- Vieux-Comptoir Location within Quebec
- Coordinates: 52°36′12″N 78°42′19″W﻿ / ﻿52.60333°N 78.70528°W
- Country: Canada
- Province: Quebec
- Region: Nord-du-Québec
- TE: Jamésie
- Time zone: UTC-5 (EST)
- • Summer (DST): UTC-4 (EDT)

= Vieux-Comptoir =

Abandoned community in Quebec, Canada

Vieux-Comptoir (/fr/) was a small Cree community at the mouth of Vieux-Comptoir River on Old Factory Bay (known in French as Baie du Vieux Comptoir) off James Bay in Quebec, Canada. The community was established as a trading post in the 17th century, but abandoned when the Cree were relocated to Wemindji, Quebec, 45 km to the north in 1959.

The locality was previously known by the English names of Factory River, Old Factory, and Old Factory River. The name refers to it being the location of a former trading post (then known as a "factory"), while the newer name is the approximate French equivalent.

== History ==
The site had been used by the Hudson's Bay Company (HBC) since the 1680s, but abandoned temporarily in 1686 when the other HBC forts on James Bay were captured by the French.

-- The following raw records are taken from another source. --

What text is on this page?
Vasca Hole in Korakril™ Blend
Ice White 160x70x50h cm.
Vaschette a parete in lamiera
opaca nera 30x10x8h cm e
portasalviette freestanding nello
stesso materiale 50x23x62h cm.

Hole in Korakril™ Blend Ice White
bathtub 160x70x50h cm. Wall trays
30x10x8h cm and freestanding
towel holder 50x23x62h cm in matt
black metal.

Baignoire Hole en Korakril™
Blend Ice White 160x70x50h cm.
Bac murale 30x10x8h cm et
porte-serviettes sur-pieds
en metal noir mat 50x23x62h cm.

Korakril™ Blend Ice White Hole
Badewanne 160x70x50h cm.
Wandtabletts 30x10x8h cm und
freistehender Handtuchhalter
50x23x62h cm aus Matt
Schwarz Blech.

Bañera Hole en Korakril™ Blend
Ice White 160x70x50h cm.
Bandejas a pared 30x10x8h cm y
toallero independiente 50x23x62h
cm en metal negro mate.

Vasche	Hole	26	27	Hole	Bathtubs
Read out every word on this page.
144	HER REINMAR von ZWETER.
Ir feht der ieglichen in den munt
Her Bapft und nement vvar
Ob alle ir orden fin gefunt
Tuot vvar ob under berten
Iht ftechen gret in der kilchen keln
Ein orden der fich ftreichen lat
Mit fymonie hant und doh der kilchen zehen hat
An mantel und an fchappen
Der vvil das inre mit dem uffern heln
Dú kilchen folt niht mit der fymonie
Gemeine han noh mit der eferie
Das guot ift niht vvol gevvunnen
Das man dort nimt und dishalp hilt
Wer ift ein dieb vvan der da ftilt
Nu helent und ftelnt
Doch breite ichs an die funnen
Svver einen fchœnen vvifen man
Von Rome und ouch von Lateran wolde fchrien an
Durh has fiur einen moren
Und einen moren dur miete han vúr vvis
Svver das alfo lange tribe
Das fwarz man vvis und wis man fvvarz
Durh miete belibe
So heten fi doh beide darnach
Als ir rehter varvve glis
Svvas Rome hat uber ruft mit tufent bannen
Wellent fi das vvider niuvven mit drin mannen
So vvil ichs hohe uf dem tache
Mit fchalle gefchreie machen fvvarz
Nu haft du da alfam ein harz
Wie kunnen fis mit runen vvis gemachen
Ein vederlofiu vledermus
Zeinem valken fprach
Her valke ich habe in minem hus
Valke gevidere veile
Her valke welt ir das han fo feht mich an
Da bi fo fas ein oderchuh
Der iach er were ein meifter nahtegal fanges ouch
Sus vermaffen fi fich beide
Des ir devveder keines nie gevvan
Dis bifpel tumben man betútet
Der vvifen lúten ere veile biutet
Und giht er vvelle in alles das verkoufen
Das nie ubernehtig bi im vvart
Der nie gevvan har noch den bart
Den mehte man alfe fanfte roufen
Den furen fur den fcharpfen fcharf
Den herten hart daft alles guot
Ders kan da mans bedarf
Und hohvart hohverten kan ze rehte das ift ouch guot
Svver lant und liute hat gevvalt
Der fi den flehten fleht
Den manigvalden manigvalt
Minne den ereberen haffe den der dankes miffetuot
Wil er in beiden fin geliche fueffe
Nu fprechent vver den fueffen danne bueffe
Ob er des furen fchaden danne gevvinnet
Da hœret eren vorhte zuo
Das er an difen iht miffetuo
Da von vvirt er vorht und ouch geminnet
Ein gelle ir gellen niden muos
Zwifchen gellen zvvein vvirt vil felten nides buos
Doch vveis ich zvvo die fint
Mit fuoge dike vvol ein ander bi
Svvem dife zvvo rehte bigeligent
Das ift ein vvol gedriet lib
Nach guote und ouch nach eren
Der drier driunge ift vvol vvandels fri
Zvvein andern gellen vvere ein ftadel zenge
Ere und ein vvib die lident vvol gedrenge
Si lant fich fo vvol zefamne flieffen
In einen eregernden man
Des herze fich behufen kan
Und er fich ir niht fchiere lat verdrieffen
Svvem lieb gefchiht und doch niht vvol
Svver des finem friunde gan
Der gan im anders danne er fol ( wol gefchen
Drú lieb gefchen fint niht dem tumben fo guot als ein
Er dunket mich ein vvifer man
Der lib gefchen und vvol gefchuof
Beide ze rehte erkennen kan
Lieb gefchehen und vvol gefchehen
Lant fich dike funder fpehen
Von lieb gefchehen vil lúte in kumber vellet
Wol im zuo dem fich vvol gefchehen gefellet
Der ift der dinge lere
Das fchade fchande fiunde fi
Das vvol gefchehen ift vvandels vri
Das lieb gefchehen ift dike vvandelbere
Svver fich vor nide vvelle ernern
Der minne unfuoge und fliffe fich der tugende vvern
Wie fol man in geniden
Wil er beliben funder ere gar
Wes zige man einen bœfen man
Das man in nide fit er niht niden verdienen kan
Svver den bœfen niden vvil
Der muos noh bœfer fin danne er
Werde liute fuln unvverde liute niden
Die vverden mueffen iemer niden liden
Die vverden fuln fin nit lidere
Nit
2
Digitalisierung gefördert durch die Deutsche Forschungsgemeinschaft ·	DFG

In 1692–1693, James Knight spent the winter there and found remnants of a post, likely built by the French since the indigenous called the island "Frenchman's Island". However, James White called it "Old Factory Island" and "Old Factory River", referring to the abandoned trading post.

The HBC continued to use the area from time to time as wintering spot for ships throughout the eighteenth century. Mica was discovered there, and a mine was operated by the HBC for some time, but proved unprofitable. Hence, the river was also called Mica or Isonglass River.

A fur trade post was established there by the North West Company in 1804, but only operated until 1806.

In 1935, free traders established another post at Old Factory, and in 1938, the HBC also opened one, operating as an outpost of the Eastmain post until 1942, when it became a full trading post. Other names for the post were Old Factory River, Gilpin's Island, Frenchman's Island, and Vieux Comptoir. A Cree community began to settle at the post, complete with an Anglican church and rectory.

In 1959, the post was closed, and its business was moved to Wemindji (then known as Paint Hills or New Factory/Nouveau-Comptoir). By 1974, most buildings had deteriorated or collapsed. The locality is still used by the Cree of Wemindji as a summer camp.